As everything in life has its opposite side, the creator shows the counterpart of those analyses, "a totalitarian communist bloc that is firmly committed to showing its practical and antagonistic ideology: 'socialism is the superior and final phase of capitalism' and that sports a deliberate desire to compete for the success of a social model of collective and egalitarian scope to achieve true happiness," says Douglas. He adds: "My series attempts to recreate this 'doublethink' in which the anguished physical loneliness of the individual, unresolved by either of the two socio-political systems, is debated.

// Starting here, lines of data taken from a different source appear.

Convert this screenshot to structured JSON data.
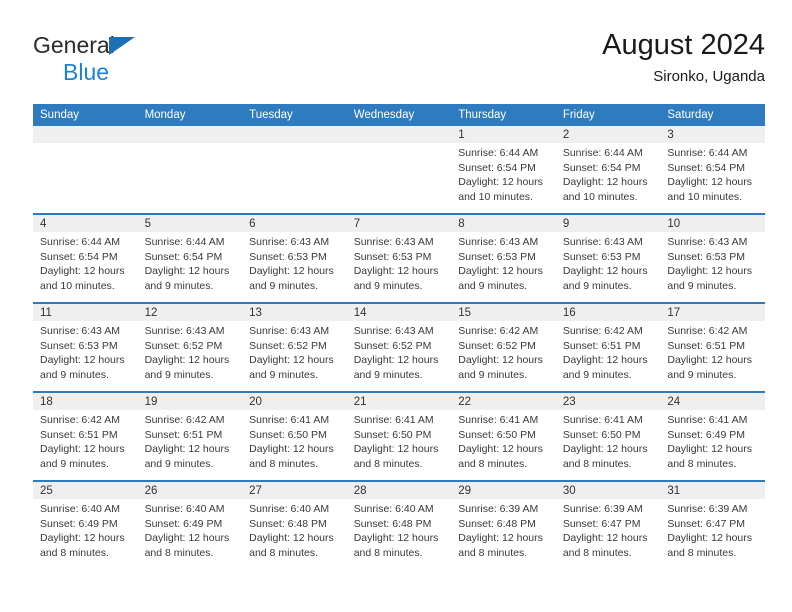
{
  "brand": {
    "line1": "General",
    "line2": "Blue",
    "triangle_color": "#1f6fb5",
    "line2_color": "#1c83d4"
  },
  "header": {
    "title": "August 2024",
    "subtitle": "Sironko, Uganda"
  },
  "theme": {
    "header_bg": "#2e7bbf",
    "header_text": "#ffffff",
    "daynum_band_bg": "#efefef",
    "cell_bg": "#ffffff",
    "row_border": "#2e7bbf"
  },
  "weekday_headers": [
    "Sunday",
    "Monday",
    "Tuesday",
    "Wednesday",
    "Thursday",
    "Friday",
    "Saturday"
  ],
  "labels": {
    "sunrise_prefix": "Sunrise:",
    "sunset_prefix": "Sunset:",
    "daylight_prefix": "Daylight:"
  },
  "weeks": [
    [
      {
        "day": "",
        "l1": "",
        "l2": "",
        "l3": "",
        "l4": ""
      },
      {
        "day": "",
        "l1": "",
        "l2": "",
        "l3": "",
        "l4": ""
      },
      {
        "day": "",
        "l1": "",
        "l2": "",
        "l3": "",
        "l4": ""
      },
      {
        "day": "",
        "l1": "",
        "l2": "",
        "l3": "",
        "l4": ""
      },
      {
        "day": "1",
        "l1": "Sunrise: 6:44 AM",
        "l2": "Sunset: 6:54 PM",
        "l3": "Daylight: 12 hours",
        "l4": "and 10 minutes."
      },
      {
        "day": "2",
        "l1": "Sunrise: 6:44 AM",
        "l2": "Sunset: 6:54 PM",
        "l3": "Daylight: 12 hours",
        "l4": "and 10 minutes."
      },
      {
        "day": "3",
        "l1": "Sunrise: 6:44 AM",
        "l2": "Sunset: 6:54 PM",
        "l3": "Daylight: 12 hours",
        "l4": "and 10 minutes."
      }
    ],
    [
      {
        "day": "4",
        "l1": "Sunrise: 6:44 AM",
        "l2": "Sunset: 6:54 PM",
        "l3": "Daylight: 12 hours",
        "l4": "and 10 minutes."
      },
      {
        "day": "5",
        "l1": "Sunrise: 6:44 AM",
        "l2": "Sunset: 6:54 PM",
        "l3": "Daylight: 12 hours",
        "l4": "and 9 minutes."
      },
      {
        "day": "6",
        "l1": "Sunrise: 6:43 AM",
        "l2": "Sunset: 6:53 PM",
        "l3": "Daylight: 12 hours",
        "l4": "and 9 minutes."
      },
      {
        "day": "7",
        "l1": "Sunrise: 6:43 AM",
        "l2": "Sunset: 6:53 PM",
        "l3": "Daylight: 12 hours",
        "l4": "and 9 minutes."
      },
      {
        "day": "8",
        "l1": "Sunrise: 6:43 AM",
        "l2": "Sunset: 6:53 PM",
        "l3": "Daylight: 12 hours",
        "l4": "and 9 minutes."
      },
      {
        "day": "9",
        "l1": "Sunrise: 6:43 AM",
        "l2": "Sunset: 6:53 PM",
        "l3": "Daylight: 12 hours",
        "l4": "and 9 minutes."
      },
      {
        "day": "10",
        "l1": "Sunrise: 6:43 AM",
        "l2": "Sunset: 6:53 PM",
        "l3": "Daylight: 12 hours",
        "l4": "and 9 minutes."
      }
    ],
    [
      {
        "day": "11",
        "l1": "Sunrise: 6:43 AM",
        "l2": "Sunset: 6:53 PM",
        "l3": "Daylight: 12 hours",
        "l4": "and 9 minutes."
      },
      {
        "day": "12",
        "l1": "Sunrise: 6:43 AM",
        "l2": "Sunset: 6:52 PM",
        "l3": "Daylight: 12 hours",
        "l4": "and 9 minutes."
      },
      {
        "day": "13",
        "l1": "Sunrise: 6:43 AM",
        "l2": "Sunset: 6:52 PM",
        "l3": "Daylight: 12 hours",
        "l4": "and 9 minutes."
      },
      {
        "day": "14",
        "l1": "Sunrise: 6:43 AM",
        "l2": "Sunset: 6:52 PM",
        "l3": "Daylight: 12 hours",
        "l4": "and 9 minutes."
      },
      {
        "day": "15",
        "l1": "Sunrise: 6:42 AM",
        "l2": "Sunset: 6:52 PM",
        "l3": "Daylight: 12 hours",
        "l4": "and 9 minutes."
      },
      {
        "day": "16",
        "l1": "Sunrise: 6:42 AM",
        "l2": "Sunset: 6:51 PM",
        "l3": "Daylight: 12 hours",
        "l4": "and 9 minutes."
      },
      {
        "day": "17",
        "l1": "Sunrise: 6:42 AM",
        "l2": "Sunset: 6:51 PM",
        "l3": "Daylight: 12 hours",
        "l4": "and 9 minutes."
      }
    ],
    [
      {
        "day": "18",
        "l1": "Sunrise: 6:42 AM",
        "l2": "Sunset: 6:51 PM",
        "l3": "Daylight: 12 hours",
        "l4": "and 9 minutes."
      },
      {
        "day": "19",
        "l1": "Sunrise: 6:42 AM",
        "l2": "Sunset: 6:51 PM",
        "l3": "Daylight: 12 hours",
        "l4": "and 9 minutes."
      },
      {
        "day": "20",
        "l1": "Sunrise: 6:41 AM",
        "l2": "Sunset: 6:50 PM",
        "l3": "Daylight: 12 hours",
        "l4": "and 8 minutes."
      },
      {
        "day": "21",
        "l1": "Sunrise: 6:41 AM",
        "l2": "Sunset: 6:50 PM",
        "l3": "Daylight: 12 hours",
        "l4": "and 8 minutes."
      },
      {
        "day": "22",
        "l1": "Sunrise: 6:41 AM",
        "l2": "Sunset: 6:50 PM",
        "l3": "Daylight: 12 hours",
        "l4": "and 8 minutes."
      },
      {
        "day": "23",
        "l1": "Sunrise: 6:41 AM",
        "l2": "Sunset: 6:50 PM",
        "l3": "Daylight: 12 hours",
        "l4": "and 8 minutes."
      },
      {
        "day": "24",
        "l1": "Sunrise: 6:41 AM",
        "l2": "Sunset: 6:49 PM",
        "l3": "Daylight: 12 hours",
        "l4": "and 8 minutes."
      }
    ],
    [
      {
        "day": "25",
        "l1": "Sunrise: 6:40 AM",
        "l2": "Sunset: 6:49 PM",
        "l3": "Daylight: 12 hours",
        "l4": "and 8 minutes."
      },
      {
        "day": "26",
        "l1": "Sunrise: 6:40 AM",
        "l2": "Sunset: 6:49 PM",
        "l3": "Daylight: 12 hours",
        "l4": "and 8 minutes."
      },
      {
        "day": "27",
        "l1": "Sunrise: 6:40 AM",
        "l2": "Sunset: 6:48 PM",
        "l3": "Daylight: 12 hours",
        "l4": "and 8 minutes."
      },
      {
        "day": "28",
        "l1": "Sunrise: 6:40 AM",
        "l2": "Sunset: 6:48 PM",
        "l3": "Daylight: 12 hours",
        "l4": "and 8 minutes."
      },
      {
        "day": "29",
        "l1": "Sunrise: 6:39 AM",
        "l2": "Sunset: 6:48 PM",
        "l3": "Daylight: 12 hours",
        "l4": "and 8 minutes."
      },
      {
        "day": "30",
        "l1": "Sunrise: 6:39 AM",
        "l2": "Sunset: 6:47 PM",
        "l3": "Daylight: 12 hours",
        "l4": "and 8 minutes."
      },
      {
        "day": "31",
        "l1": "Sunrise: 6:39 AM",
        "l2": "Sunset: 6:47 PM",
        "l3": "Daylight: 12 hours",
        "l4": "and 8 minutes."
      }
    ]
  ]
}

In the face of the situations described, in the face of duality and confusion, the artist bets on an awakening of conscience from the magnetism of art, from judgments capable of reaching the same conclusions through rigorous observation. Pérez Castro has known how to play his cards well with the Vedado series and presents us, at times, with faces that sigh, an apparent happiness that can be mistaken for the real thing.

The years of the Republic have the flavor of the political and although there are thorough investigations on the period, what the Cuban people know most and have engraved in their minds are the puppet governments, corrupt and military coups of Fulgencio Batista. In such a way that the wealth and domestic welfare that also distinguished the period are ignored. This is also how Pérez Castro understands it: "the improvement of the individual's living conditions through comfort and prosperity with one's own work, confronted with the idea of achieving them through social and armed revolution". "Nevertheless, it is necessary to emphasize the contrast that really arises at the end of the decade, with an anti-consumerist mentality and to put an end to the material inequalities and of opportunities among Cubans, which would try to destroy in the ideological field everything that at that time had represented the wild capitalism" expresses the author of the series.

Due to the socioeconomic characteristics of Cuba, Douglas considers, even more profound "the impact that this memory has in societies of Third World mentality, so susceptible to be easily distorted, playing art also its role of resilience in all this; exalting dissimilar contradictions born of the imitation of a model that is constantly denied".

In the beginning, El Vedado was thought of as an area of ample economic development, where a good part of the Havana bourgeoisie built houses, factories and large urban spaces that show the prosperity lived in its streets and homes. Now, in the 21st century, the panorama has changed, the creator assures: "it struggles in the ruinous condition of not being able to adapt to the new expectations of this social process that ignores and rejects all the meaning for which it was conceived and developed in its beginnings. This is the inspirational prop of the series".

Life passes and man adapts to the reality of his eyes. However, in his psyche persists the idea of magnificent and luxurious years in Vedado and Douglas Perez Castro is in charge of reminding us of it in the most elegant way possible: with art.